David: I think “Heart Art” would have to make the viewer feel something, perhaps a tug on the heartstrings. I illustrate a lot of stories about animals, and I want the observer to feel empathy for the animal characters. I gave Kiwi a little bit of personality, and I made the character pretty small on most of the spreads, except the last one, in which Kiwi finally gets attention and finds a place in the “feathered family” of birds. So, Kiwi feels small and excluded at first, and then a sense of belonging at the end. I hope the viewer experiences those emotions, too.
And, in trying to get the reader to want to continually return to the story, I tried to add lots of detail and texture to the illustrations to make them rich and vibrant, to hold the viewer’s eye. And birds are such great subjects to paint! Another bit of visual magic I tried to conjure up was in making the birds seem alive. Although I wanted to make the birds realistic, I imagined them having thoughts and personalities. I added a few interactions among the birds, like between the giant ostrich and the hummingbird, and I always added a tiny highlight in their eyes—I consider that the “spark” that gives them life.

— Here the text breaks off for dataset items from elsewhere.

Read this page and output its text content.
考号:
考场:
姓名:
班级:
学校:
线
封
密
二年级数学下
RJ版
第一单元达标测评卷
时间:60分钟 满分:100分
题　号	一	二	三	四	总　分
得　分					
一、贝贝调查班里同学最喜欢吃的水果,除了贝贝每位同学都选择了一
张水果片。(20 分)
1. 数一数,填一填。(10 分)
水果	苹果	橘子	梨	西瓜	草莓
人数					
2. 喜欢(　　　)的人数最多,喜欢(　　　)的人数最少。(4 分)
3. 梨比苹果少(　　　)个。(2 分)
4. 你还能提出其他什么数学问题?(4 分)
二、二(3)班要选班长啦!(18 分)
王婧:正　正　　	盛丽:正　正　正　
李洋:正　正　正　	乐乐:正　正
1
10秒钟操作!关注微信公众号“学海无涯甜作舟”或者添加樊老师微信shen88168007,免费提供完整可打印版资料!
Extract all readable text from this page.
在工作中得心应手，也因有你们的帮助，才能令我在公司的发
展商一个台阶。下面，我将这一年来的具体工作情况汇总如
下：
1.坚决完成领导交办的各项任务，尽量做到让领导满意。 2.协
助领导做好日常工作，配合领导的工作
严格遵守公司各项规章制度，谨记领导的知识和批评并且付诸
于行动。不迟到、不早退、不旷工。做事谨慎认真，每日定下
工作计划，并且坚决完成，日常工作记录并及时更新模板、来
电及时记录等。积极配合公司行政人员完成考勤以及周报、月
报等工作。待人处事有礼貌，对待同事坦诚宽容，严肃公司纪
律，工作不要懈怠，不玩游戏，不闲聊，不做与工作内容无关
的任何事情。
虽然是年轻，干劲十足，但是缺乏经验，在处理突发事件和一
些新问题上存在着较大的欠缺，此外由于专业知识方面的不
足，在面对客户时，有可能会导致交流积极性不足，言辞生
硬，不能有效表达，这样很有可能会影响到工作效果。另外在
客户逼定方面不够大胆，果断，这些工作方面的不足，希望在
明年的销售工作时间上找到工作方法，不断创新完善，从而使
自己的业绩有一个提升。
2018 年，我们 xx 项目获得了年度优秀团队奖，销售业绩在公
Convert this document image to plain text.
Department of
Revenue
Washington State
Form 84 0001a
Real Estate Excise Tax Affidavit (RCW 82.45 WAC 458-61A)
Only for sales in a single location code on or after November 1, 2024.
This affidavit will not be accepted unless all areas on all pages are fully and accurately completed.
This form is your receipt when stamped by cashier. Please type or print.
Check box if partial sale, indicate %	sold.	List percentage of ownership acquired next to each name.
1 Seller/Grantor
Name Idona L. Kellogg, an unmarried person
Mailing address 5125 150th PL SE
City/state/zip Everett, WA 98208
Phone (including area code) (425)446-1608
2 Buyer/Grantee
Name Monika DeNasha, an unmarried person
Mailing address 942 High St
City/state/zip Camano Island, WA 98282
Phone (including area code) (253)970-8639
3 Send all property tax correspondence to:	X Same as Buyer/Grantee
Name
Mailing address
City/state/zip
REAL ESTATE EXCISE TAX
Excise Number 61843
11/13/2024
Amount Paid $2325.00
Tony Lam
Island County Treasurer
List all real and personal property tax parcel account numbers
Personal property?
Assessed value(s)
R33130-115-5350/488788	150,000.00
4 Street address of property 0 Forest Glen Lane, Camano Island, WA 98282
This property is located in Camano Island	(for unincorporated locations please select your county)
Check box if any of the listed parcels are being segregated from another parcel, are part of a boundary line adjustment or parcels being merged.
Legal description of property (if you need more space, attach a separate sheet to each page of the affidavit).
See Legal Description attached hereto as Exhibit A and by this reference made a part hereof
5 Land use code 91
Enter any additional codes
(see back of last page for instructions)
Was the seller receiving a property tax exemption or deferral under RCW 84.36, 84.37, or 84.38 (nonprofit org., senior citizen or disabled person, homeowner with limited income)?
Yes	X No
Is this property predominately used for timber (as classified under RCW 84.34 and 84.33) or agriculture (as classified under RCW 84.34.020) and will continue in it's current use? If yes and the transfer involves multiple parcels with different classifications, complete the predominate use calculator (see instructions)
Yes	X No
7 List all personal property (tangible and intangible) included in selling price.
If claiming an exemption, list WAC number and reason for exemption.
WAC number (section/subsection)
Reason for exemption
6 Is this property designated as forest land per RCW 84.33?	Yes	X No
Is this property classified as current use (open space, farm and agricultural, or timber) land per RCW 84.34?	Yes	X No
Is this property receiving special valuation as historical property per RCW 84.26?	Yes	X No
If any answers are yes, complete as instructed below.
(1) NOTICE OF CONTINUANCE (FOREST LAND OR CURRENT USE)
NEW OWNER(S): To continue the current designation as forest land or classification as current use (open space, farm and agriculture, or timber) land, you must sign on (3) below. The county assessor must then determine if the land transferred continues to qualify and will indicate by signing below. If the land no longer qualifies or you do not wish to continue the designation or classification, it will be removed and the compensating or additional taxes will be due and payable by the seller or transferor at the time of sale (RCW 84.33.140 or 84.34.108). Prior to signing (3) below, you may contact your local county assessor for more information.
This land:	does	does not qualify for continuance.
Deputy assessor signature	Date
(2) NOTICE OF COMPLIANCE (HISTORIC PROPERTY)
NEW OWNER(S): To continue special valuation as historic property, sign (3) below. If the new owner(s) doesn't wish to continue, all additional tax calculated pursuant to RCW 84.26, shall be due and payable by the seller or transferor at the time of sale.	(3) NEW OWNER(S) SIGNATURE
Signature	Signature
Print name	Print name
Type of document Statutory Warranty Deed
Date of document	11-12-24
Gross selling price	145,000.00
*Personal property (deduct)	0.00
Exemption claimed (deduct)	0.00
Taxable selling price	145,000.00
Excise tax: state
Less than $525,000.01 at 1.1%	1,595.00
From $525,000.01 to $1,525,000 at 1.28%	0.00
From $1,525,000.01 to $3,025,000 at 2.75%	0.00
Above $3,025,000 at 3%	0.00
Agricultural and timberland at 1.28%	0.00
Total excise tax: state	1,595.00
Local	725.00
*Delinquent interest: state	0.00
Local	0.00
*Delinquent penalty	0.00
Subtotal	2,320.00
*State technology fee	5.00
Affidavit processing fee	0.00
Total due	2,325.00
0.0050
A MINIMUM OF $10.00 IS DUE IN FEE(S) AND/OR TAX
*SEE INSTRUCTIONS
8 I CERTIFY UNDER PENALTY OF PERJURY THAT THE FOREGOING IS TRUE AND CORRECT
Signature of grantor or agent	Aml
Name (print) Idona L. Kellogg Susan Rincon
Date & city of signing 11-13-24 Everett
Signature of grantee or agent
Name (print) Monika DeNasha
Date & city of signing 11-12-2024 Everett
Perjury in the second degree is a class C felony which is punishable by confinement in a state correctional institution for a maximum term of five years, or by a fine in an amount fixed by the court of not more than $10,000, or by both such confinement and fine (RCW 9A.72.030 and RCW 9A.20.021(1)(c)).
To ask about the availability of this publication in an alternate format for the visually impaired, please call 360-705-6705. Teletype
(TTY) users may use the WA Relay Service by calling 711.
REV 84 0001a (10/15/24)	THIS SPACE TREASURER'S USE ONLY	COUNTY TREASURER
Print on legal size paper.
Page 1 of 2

David: I do a couple mailings a year, plus I’m on social media (Instagram and Twitter), and I have a portfolio website. I also attend a few conferences a year. At least, I used to.
David: My favorite part is spending time doing what I love: drawing and painting. I’m also enjoying being able to develop some of my own ideas. It’s challenging trying to make a living doing this, and everything in the book-making process takes so darned long.
David: I know I mentioned this in my answer about the creation of this story, but, on the surface, this book is about birds. Below the surface, I was exploring the idea of inclusion, which is an important theme for us to contemplate, especially in these times of such divisiveness. We humans, like birds, are so much more alike than we are different.
David: I am very excited to report that I am already under contract to create a follow-up book about fish, so I kinda’ feel like I’m living the dream! And I’m finding out that fish are every bit as interesting as birds!